Gold prices ended the U.S. day session modestly higher and well down from the daily high Wednesday. A sharp downturn in the U.S. dollar index at mid-week has helped to boost the precious metals markets. December Comex gold was last up $4.20 an ounce at $1,351.00. September Comex silver was last up $0.365 at $20.215 an ounce.
Sentiment that an interest rate increase is moving farther and farther out on the time horizon continues to throttle back dollar strength. This, in turn, helped gold rise today.
The metal rose after a report that U.S. worker productivity fell for a third straight quarter in the spring of this year, shrugging off earlier losseson Friday's jobs report and pressuring the dollar index.

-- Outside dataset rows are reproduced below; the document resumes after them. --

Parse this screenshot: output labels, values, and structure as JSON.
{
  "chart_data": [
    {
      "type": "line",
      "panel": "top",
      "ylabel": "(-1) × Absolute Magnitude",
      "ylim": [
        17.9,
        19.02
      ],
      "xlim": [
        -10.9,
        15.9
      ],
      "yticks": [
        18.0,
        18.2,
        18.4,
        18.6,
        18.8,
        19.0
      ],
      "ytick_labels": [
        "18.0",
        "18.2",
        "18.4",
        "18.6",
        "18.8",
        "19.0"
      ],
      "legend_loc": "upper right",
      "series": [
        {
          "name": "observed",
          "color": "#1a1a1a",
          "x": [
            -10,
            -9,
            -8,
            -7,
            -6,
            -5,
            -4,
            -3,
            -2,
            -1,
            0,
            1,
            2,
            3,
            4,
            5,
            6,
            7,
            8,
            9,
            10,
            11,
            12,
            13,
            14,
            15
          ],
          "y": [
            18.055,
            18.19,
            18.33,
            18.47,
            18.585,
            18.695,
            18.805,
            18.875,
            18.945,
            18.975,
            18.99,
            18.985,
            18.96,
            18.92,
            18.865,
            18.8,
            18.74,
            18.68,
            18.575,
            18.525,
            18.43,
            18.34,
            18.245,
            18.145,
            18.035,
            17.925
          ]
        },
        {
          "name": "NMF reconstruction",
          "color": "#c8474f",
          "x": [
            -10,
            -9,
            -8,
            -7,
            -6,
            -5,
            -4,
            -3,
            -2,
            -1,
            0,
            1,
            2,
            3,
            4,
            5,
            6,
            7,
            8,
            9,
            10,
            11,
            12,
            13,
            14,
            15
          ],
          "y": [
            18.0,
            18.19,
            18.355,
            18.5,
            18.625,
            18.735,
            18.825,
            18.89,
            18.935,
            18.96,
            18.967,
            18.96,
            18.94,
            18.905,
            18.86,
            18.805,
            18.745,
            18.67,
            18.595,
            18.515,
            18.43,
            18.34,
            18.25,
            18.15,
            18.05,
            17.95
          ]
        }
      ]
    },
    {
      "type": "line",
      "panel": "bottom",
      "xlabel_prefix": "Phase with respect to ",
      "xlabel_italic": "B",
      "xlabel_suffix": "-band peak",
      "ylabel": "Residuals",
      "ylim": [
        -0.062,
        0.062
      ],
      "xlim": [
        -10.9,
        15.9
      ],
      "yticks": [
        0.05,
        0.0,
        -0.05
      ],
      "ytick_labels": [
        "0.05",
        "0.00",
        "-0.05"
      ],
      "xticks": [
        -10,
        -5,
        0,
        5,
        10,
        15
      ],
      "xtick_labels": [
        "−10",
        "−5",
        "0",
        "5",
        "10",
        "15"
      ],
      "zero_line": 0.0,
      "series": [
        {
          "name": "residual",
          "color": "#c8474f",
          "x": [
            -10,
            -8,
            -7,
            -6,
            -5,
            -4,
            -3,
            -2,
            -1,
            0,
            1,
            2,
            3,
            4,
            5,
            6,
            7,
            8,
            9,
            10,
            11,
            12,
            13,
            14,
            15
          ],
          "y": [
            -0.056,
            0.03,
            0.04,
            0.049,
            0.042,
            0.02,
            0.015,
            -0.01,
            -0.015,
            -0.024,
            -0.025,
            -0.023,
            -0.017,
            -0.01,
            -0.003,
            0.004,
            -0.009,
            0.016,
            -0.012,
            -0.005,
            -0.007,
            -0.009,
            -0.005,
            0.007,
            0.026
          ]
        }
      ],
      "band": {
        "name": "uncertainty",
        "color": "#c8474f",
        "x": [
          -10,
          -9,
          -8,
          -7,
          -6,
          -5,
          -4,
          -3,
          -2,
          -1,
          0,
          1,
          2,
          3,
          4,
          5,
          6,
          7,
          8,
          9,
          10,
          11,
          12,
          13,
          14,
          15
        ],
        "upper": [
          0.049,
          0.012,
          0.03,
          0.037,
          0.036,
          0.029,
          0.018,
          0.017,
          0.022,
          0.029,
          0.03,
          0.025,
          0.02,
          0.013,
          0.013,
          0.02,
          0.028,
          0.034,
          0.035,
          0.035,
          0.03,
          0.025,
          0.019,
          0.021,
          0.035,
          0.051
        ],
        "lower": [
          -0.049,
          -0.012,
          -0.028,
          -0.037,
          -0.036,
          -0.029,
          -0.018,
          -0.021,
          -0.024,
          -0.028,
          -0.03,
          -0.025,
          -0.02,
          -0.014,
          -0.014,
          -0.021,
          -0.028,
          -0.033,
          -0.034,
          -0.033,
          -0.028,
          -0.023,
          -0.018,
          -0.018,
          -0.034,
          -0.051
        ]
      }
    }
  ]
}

The unexpected drop in U.S. productivity may confirm the Federal Reserve's fears that the economy could slip into a period of slow growth, reducing the central bank's willingness to raise interest rates.
In a sign that there is still keen uncertainty and deflationary worries in the world marketplace, German 10-year government bond (bund) yields fell into record-low negative territory Wednesday, fetching an average yield of -0.9%, amid good demand. U.K. 10-year bonds this week also hit a record low yield of 0.53%. Chinese government 10-year bonds also hit a record low Wednesday, yielding 2.7%.